Allez puisqu'on parle des premières images de déconfinement. Celle trouvez dans le figaro :



Peut on mieux représenter cette période historique ? 


Des enfants tristes, séparés de deux mètres sur leurs bancs d'écoles. 


Et Jean Michel Blanquer, sinistre comme une porte de prison qui les surveille avec son masque et nous fixe d'un regard inquisiteur. 


Franchement je vais en faire mon fond d'écran. Si cette image ne capture pas ce qu'est la France aujourd'hui rien d'autre ne le pourra.

Dans "nos" médias, deux tendances apparemment contradictoires: "Tout le monde il est gentil!" et "regardez comme ils sont (bêtes et) méchants. Pas si contradictoires en fait, s'il s'agit de faire l'union sacrée des gentils contre les méchants. Vous noterez que si les méchants font la queue, plus ou moins bien distanciée, devant chez Zara, les gentils clients des grands couturiers n'ont pas besoin de faire la queue (et puis quoi encore?). 


Pareil pour les jeunes des quartiers populaires ou des berges des canaux qui étouffent dans leurs apparts minuscules, et les banlieusards qui ont dû se loger à 20 km de leur boulot parisien et qui s'entassent méchamment dans le métro. 


Par contre, quand on parle de ceux qui travaillent chez Renault (et ailleurs) avec des protections insuffisantes, les méchants, c'est le syndicat et la justice qui (aberration!) lui a donné raison. Et là, on ne parle que du vice de forme et pas du fond, pour bien marteler à quel point cette décision de justice ne tient pas debout.
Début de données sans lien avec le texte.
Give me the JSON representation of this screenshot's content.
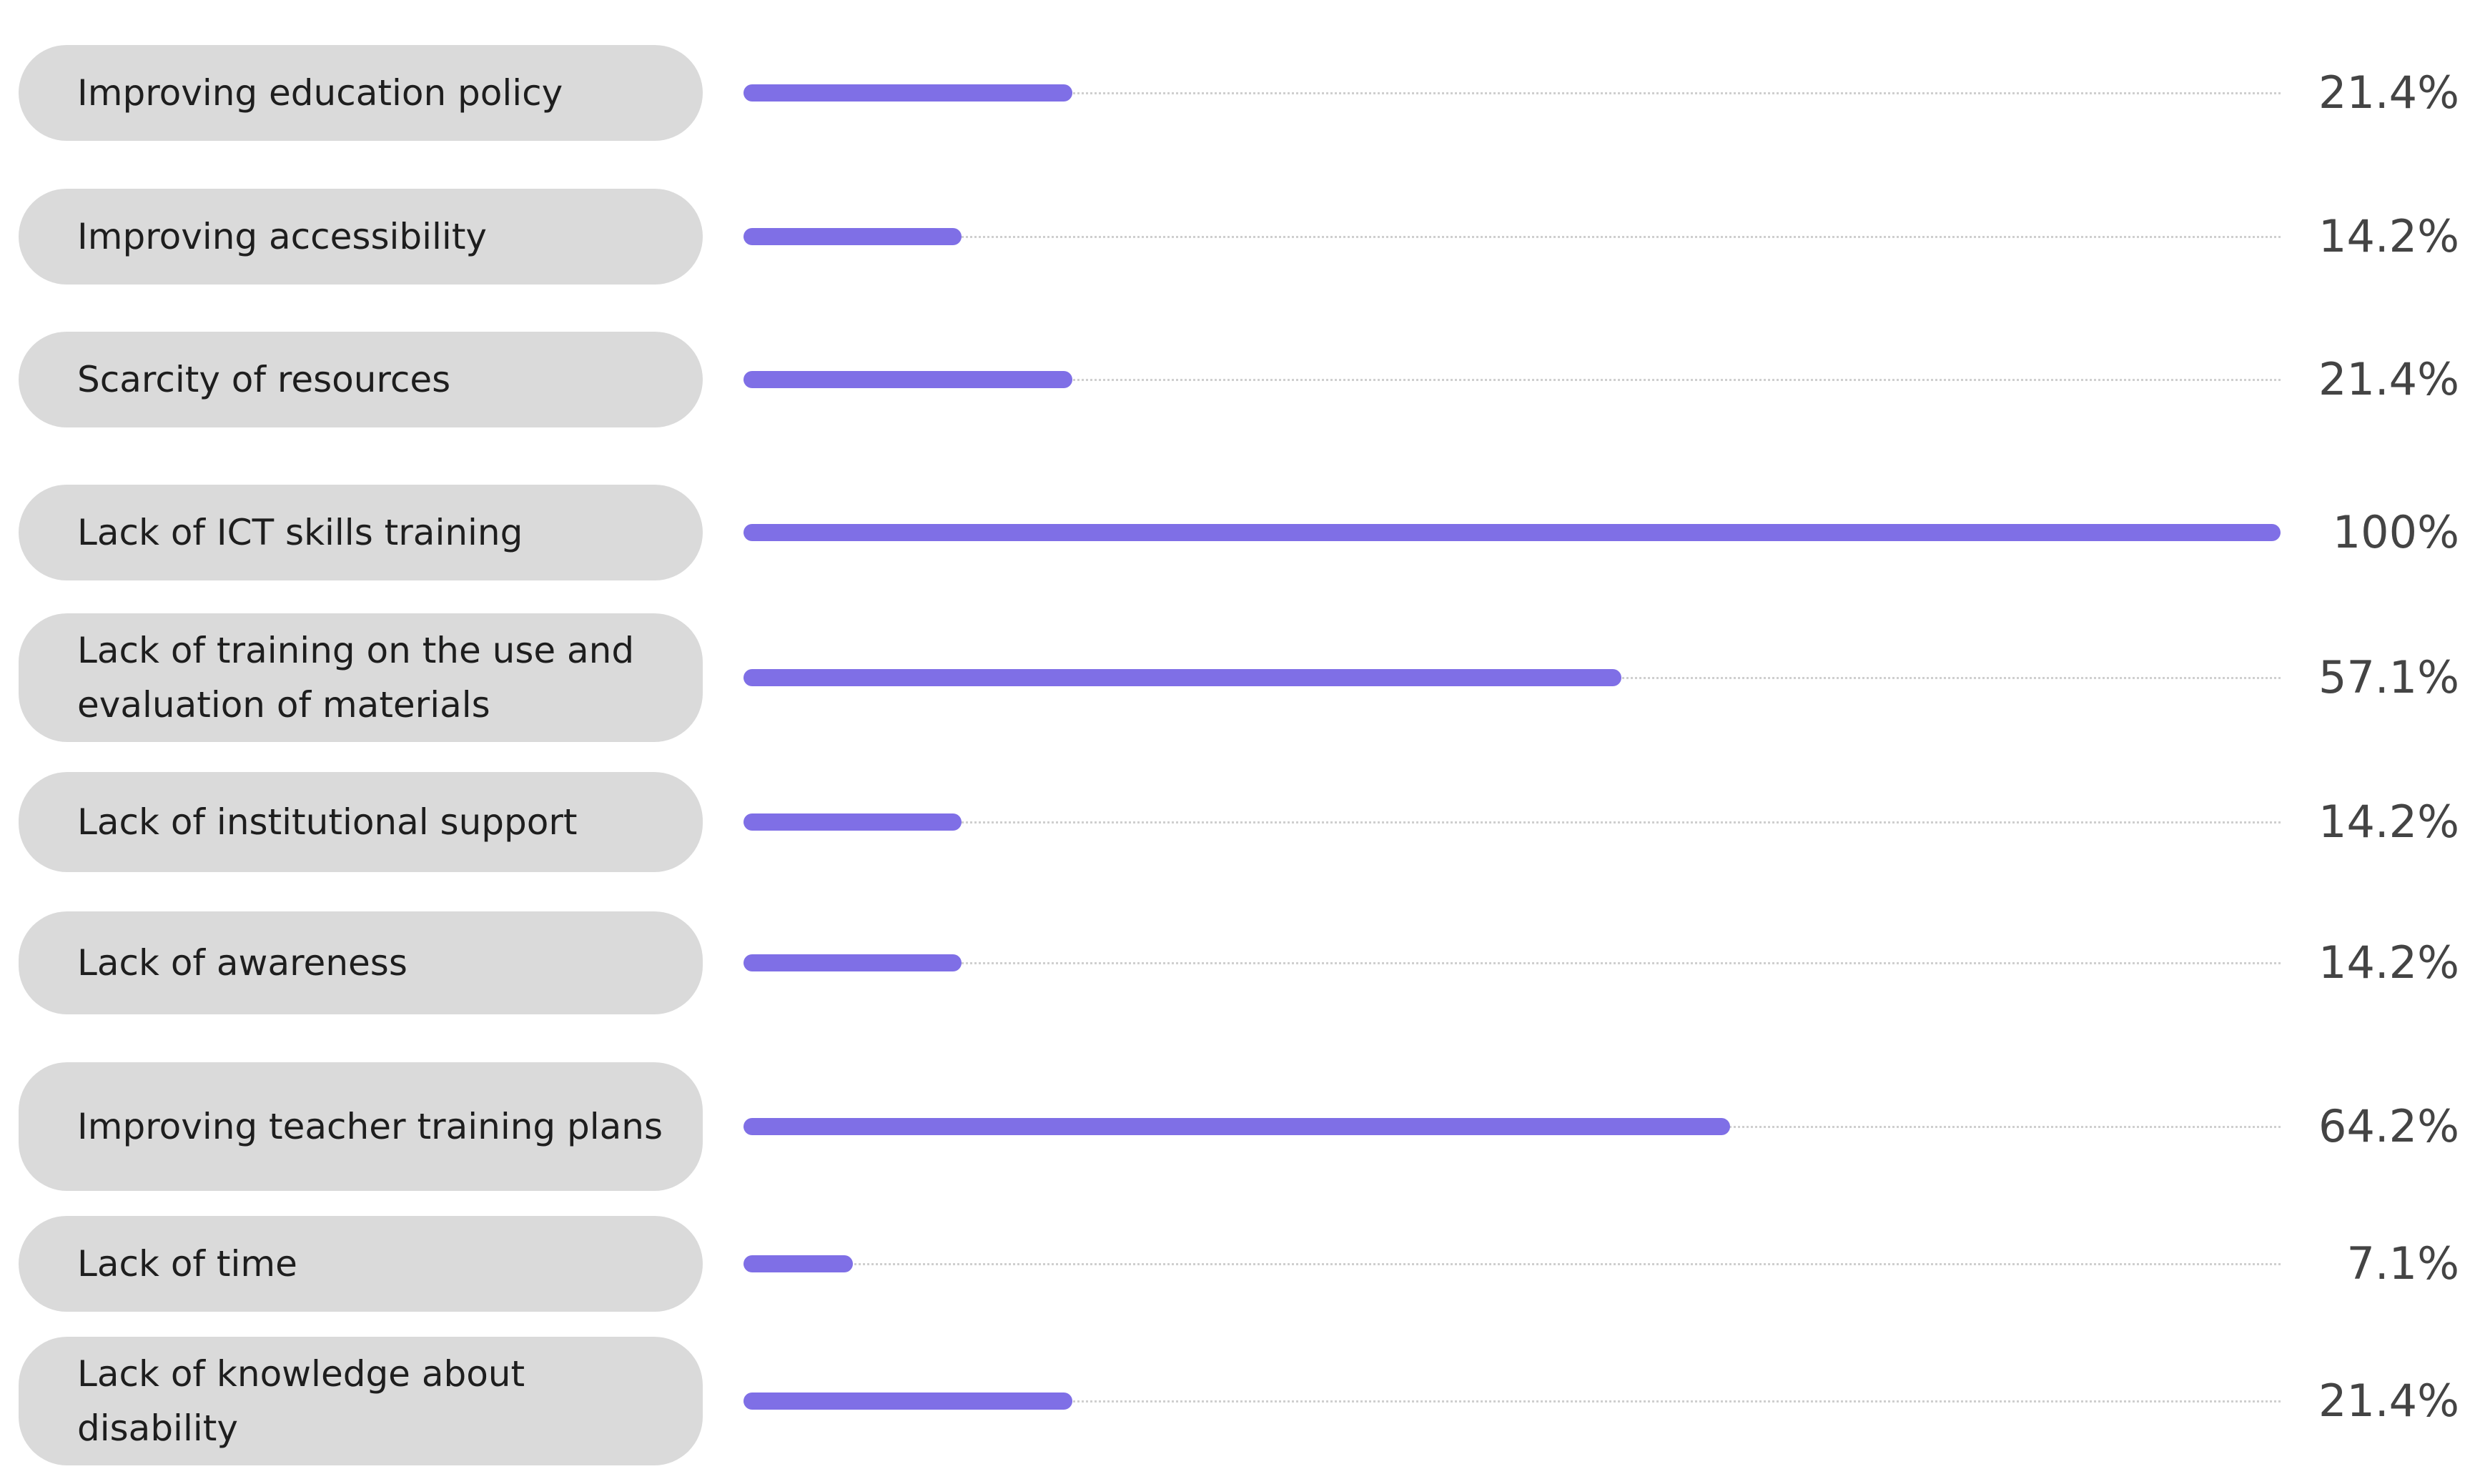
{
  "chart_data": {
    "type": "bar",
    "orientation": "horizontal",
    "categories": [
      "Improving education policy",
      "Improving accessibility",
      "Scarcity of resources",
      "Lack of ICT skills training",
      "Lack of training on the use and evaluation of materials",
      "Lack of institutional support",
      "Lack of awareness",
      "Improving teacher training plans",
      "Lack of time",
      "Lack of knowledge about disability"
    ],
    "values": [
      21.4,
      14.2,
      21.4,
      100,
      57.1,
      14.2,
      14.2,
      64.2,
      7.1,
      21.4
    ],
    "value_labels": [
      "21.4%",
      "14.2%",
      "21.4%",
      "100%",
      "57.1%",
      "14.2%",
      "14.2%",
      "64.2%",
      "7.1%",
      "21.4%"
    ],
    "xlim": [
      0,
      100
    ],
    "bar_color": "#7f6fe6",
    "track_color": "#cfcfcf",
    "label_background": "#dadada",
    "grid": false,
    "legend": "none"
  }
}
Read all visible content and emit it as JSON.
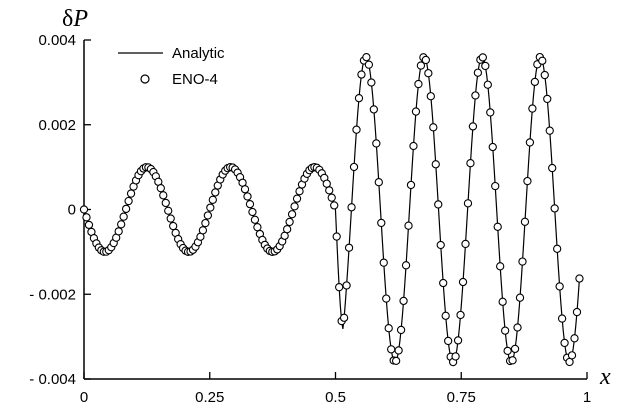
{
  "chart_data": {
    "type": "line",
    "xlabel": "x",
    "ylabel": "δP",
    "xlim": [
      0,
      1
    ],
    "ylim": [
      -0.004,
      0.004
    ],
    "xticks": [
      {
        "value": 0,
        "label": "0"
      },
      {
        "value": 0.25,
        "label": "0.25"
      },
      {
        "value": 0.5,
        "label": "0.5"
      },
      {
        "value": 0.75,
        "label": "0.75"
      },
      {
        "value": 1,
        "label": "1"
      }
    ],
    "yticks": [
      {
        "value": 0.004,
        "label": "0.004"
      },
      {
        "value": 0.002,
        "label": "0.002"
      },
      {
        "value": 0,
        "label": "0"
      },
      {
        "value": -0.002,
        "label": "- 0.002"
      },
      {
        "value": -0.004,
        "label": "- 0.004"
      }
    ],
    "legend_position": "top-left",
    "series": [
      {
        "name": "Analytic",
        "style": "line",
        "color": "#000000",
        "function": "x<0.5: -0.001*sin(12*pi*x) ; x>=0.5: 0.0036*sin(18*pi*(x-0.5)+pi) approx, sampled",
        "x_start": 0,
        "x_end": 0.985,
        "samples": 400
      },
      {
        "name": "ENO-4",
        "style": "marker",
        "marker": "open-circle",
        "color": "#000000",
        "x_start": 0,
        "x_end": 0.985,
        "samples": 200
      }
    ]
  }
}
Premier réflexe, ah bon ?? Pas le mien.

Ce qui saute aux yeux c'est que la grande majorité des gens entassés dans le métro ne sont pas des blancs. 

Toujours les mêmes qui n'ont pas d'autre choix que d'aller au turbin (mal payé). 

Les blancs sont au télétravail, à l'abri.

Et pour une fois j'ai trouvé honnête le commentaire de la journaliste bfm (au-delà de 40min ils n'ont pas d'autre choix que d'y aller !)

En cas de plantage majeur, deux solutions: reconnaitre ses torts et éviter de recommencer, ou alors mouiller tout le monde...

je suis perplexe devant cette phrase : "le premier réflexe est toujours de voir, dans l'Autre, un écervelé en puissance. "


toujours ? 

je me sens un peu seule, tout d'un coup. 

toujours ? moi pas. 

mon "premier réflexe" c'est, généralement, de m'interroger, avec le sentiment profond que les motivations des autres m'échappent en grande partie, mais qu'ils doivent bien avoir leurs raisons, et souvent des raisons raisonnables, aussi. 

pas vous ??


et si d'aventure je les trouve, en effet, un peu écervelés, il n'est pas rare qu'au lieu de susciter ma réprobation, ça me fasse plutôt rigoler — au fond je suis plutôt rassurée qu'il y ait des "fêtards" au bord du canal, et des gens qui aient envie de se saper, peut-être pour aller (enfin!) draguer "irl"... 


un "monde d'après" dégoulinant de réprobation et de moraline, ça me fait pas tellement envie.


L'enfer, ... c'est nous.

"Dans notre cerveau, est tapi un crétin reptilien bourré de préjugés."


Quand on lit les commentaires postés sur le forum d'ASI aussi ? 🤗

Dans notre cerveau, est tapi un crétin reptilien bourré de préjugés. 


Eh...oh !!! parlez pour vous ! 


Non mais... !


;-)

belle chronique qui nous remet les pieds sur terre et dé confine le cerveau .

merci

On ne peut effectivement pas en vouloir à ceux qui sont contraints de s'entasser dans le métro pour aller au turbin et gagner quelqu'argent pour précisément ensuite aller sagement, en respectant les distances de sécurité, consommer chez Zara, Apple et autres enseignes mondialisées.